Palaeorhiza cassiaefloris

Scientific classification
- Kingdom: Animalia
- Phylum: Arthropoda
- Clade: Pancrustacea
- Class: Insecta
- Order: Hymenoptera
- Family: Colletidae
- Genus: Palaeorhiza
- Species: P. cassiaefloris
- Binomial name: Palaeorhiza cassiaefloris (Cockerell, 1910)
- Synonyms: Meroglossa perviridis cassiaefloris Cockerell, 1910;

= Palaeorhiza cassiaefloris =

- Genus: Palaeorhiza
- Species: cassiaefloris
- Authority: (Cockerell, 1910)
- Synonyms: Meroglossa perviridis cassiaefloris

Species of bee

Palaeorhiza cassiaefloris, or Palaeorhiza (Palaeorhiza) cassiaefloris, is a species of bee in the family Colletidae and subfamily Hylaeinae.
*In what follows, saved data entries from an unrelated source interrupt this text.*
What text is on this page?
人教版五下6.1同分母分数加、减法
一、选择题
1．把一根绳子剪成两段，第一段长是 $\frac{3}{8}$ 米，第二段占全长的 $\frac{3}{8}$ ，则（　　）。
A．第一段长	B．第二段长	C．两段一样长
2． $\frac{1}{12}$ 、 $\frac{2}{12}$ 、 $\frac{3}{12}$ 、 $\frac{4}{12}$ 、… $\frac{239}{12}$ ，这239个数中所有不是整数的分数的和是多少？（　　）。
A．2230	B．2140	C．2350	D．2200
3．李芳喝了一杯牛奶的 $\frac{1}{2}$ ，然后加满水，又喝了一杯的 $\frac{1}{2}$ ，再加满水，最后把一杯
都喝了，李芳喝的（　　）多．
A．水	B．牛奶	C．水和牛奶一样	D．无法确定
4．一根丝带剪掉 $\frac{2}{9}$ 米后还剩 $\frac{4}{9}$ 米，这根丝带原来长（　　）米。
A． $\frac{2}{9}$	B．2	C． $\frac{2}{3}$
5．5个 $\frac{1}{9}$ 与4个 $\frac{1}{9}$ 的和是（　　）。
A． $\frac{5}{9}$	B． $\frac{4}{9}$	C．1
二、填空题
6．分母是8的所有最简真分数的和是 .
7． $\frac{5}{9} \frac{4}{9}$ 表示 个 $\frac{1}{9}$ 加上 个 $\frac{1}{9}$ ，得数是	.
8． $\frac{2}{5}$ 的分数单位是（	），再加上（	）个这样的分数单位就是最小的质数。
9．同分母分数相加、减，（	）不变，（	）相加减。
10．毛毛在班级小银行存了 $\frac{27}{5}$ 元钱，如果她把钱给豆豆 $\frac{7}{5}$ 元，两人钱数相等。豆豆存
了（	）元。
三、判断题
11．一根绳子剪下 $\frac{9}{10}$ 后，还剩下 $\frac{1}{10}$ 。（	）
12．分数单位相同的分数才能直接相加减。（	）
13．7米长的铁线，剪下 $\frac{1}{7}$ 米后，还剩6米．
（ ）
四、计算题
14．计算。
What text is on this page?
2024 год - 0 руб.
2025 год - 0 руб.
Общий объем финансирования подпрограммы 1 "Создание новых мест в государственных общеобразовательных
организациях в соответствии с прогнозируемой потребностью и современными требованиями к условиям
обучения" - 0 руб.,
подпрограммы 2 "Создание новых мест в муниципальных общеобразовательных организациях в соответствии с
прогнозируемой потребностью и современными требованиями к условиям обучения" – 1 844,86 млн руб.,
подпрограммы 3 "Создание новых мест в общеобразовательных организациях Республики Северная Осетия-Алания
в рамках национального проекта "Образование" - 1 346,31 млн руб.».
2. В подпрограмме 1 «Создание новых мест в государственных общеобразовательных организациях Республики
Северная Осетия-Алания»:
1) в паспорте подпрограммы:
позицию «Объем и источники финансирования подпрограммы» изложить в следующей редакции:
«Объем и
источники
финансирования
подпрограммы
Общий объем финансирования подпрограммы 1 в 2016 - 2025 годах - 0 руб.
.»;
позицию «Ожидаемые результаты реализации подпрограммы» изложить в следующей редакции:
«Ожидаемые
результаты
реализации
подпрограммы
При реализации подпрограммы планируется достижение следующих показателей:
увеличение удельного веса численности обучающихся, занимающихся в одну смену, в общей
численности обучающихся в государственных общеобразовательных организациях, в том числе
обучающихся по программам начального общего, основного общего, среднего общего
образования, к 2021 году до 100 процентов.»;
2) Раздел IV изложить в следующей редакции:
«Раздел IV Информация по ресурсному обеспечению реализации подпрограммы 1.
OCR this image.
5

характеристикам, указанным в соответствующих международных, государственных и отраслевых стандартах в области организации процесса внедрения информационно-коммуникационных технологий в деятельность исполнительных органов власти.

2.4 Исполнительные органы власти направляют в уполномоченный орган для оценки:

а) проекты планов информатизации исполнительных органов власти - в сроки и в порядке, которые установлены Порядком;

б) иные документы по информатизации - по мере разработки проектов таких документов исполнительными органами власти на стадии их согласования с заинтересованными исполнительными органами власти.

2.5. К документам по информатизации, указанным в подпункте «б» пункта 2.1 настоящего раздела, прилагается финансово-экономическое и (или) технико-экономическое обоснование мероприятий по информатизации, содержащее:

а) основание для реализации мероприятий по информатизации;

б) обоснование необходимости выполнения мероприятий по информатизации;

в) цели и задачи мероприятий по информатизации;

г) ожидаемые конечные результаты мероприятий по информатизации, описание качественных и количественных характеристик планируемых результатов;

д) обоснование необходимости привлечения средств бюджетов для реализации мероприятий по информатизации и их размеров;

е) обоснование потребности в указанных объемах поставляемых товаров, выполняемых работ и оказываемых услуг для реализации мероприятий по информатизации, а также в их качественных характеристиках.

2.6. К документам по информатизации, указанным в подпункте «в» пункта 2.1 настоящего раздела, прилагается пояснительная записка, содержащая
It is endemic to Australia. It was described by British entomologist Theodore Dru Alison Cockerell in 1910.

==Distribution and habitat==
The species occurs in subtropical coastal Queensland. The type locality is Mackay. It has also been recorded from Brisbane.

==Behaviour==
The adults are flying mellivores. Flowering plants visited by the bees include Cassia species.